De súbito recordó el texto del correo electrónico que recibió el lunes, justo después de despertar en el apartamento del edificio Copan. Tras mencionar a Purone como un «daño colateral» rezaba: «¿Hasta dónde llegarías para cambiar el mundo?».

Se le pusieron los pelos de punta.

Por primera vez interpretó aquella frase como una invitación.

Fuiste tú quien lo envió…

Y al momento:

¿Por qué? Está claro que esa frase parece escrita para mí, pero en ese momento aún no me conocías…

Cogió el vaso de Coca-Cola que antes había dejado en el suelo y lo bebió de un trago. Estaba excitada y asustada en la misma proporción. Sobre todo, asustada de mostrarse tan excitada.

Empezó a encajar algunas piezas. Constató que ningún detalle relacionado con Adam, por pequeño que fuera, estaba de más. Hasta su propio reloj de pulsera: un Hublot de la serie… Big Bang. Le gustaba jugar, tal vez lo había comprado sólo por su nombre. ¿También estaría jugando con ella? ¿O de verdad, por alguna razón que no alcanzaba a vislumbrar —volvió a preguntarse—, le estaba pidiendo que formase parte con él de algo tan inmenso? En cualquiera de los dos casos, ¿cómo iba a negarse? Por fin tenía una oportunidad efectiva de cambiar el mundo y, además, hacerlo junto a Adam Green.

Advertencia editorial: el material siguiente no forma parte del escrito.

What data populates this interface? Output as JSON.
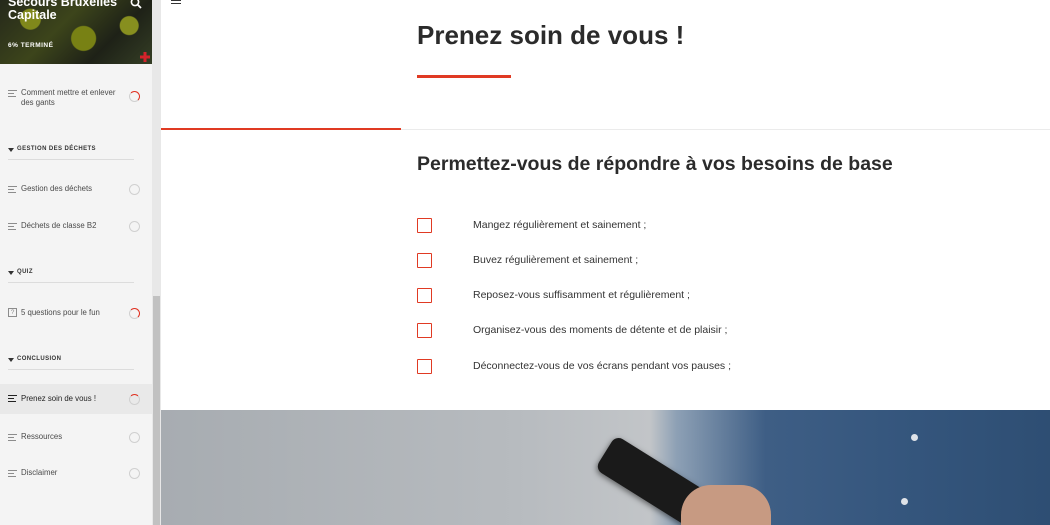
{
  "sidebar": {
    "course_title": "Secours Bruxelles Capitale",
    "progress_text": "6% TERMINÉ",
    "sections": [
      {
        "title": "GESTION DES DÉCHETS"
      },
      {
        "title": "QUIZ"
      },
      {
        "title": "CONCLUSION"
      }
    ],
    "lessons": [
      {
        "label": "Comment mettre et enlever des gants",
        "status": "in-progress"
      },
      {
        "label": "Gestion des déchets",
        "status": "not-started"
      },
      {
        "label": "Déchets de classe B2",
        "status": "not-started"
      },
      {
        "label": "5 questions pour le fun",
        "status": "in-progress"
      },
      {
        "label": "Prenez soin de vous !",
        "status": "in-progress",
        "active": true
      },
      {
        "label": "Ressources",
        "status": "not-started"
      },
      {
        "label": "Disclaimer",
        "status": "not-started"
      }
    ],
    "quiz_icon_glyph": "?"
  },
  "main": {
    "title": "Prenez soin de vous !",
    "lesson_progress_fraction": 0.27,
    "heading": "Permettez-vous de répondre à vos besoins de base",
    "checklist": [
      " Mangez régulièrement et sainement ;",
      "Buvez régulièrement et sainement ;",
      "Reposez-vous suffisamment et régulièrement ;",
      "Organisez-vous des moments de détente et de plaisir ;",
      "Déconnectez-vous de vos écrans pendant vos pauses ;"
    ]
  },
  "colors": {
    "accent": "#e03a23",
    "sidebar_bg": "#f4f4f4",
    "text": "#2b2b2b"
  },
  "icons": {
    "menu": "hamburger-icon",
    "search": "search-icon",
    "lesson": "lesson-lines-icon",
    "quiz": "quiz-icon"
  }
}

En ese momento oyó la puerta de la calle. Padre Erotides hablaba con alguien en el vestíbulo. A Mika no le costó reconocer la voz de Mamá Santa, llamándole mientras irrumpía en la estancia con la fuerza de una orixá recién invocada.

—¡Mi niña!

—Mamá Santa, es la segunda vez que me rescatas —acertó a decir mientras se levantaba.

Esperaba que la santera le diese un fuerte abrazo y se dedicase a consolarla y le acariciase los mofletes con sus manos amorosas. Pero, en lugar de eso, la baiana se detuvo en mitad del círculo pintado en el suelo y dijo:

—No imaginas lo que está pasando en el edificio de la Bolsa.

—¿Hablas de la Bolsa de Valores?

Mamá Santa asintió.

—Está junto al ayuntamiento, no muy lejos de aquí.

—Pero ¿qué ocurre?

—Sí, mamacita —intervino Padre Erotides, acercándose a su vez—. ¿A qué viene esa cara de susto?

—Será mejor que lo veáis con vuestros propios ojos.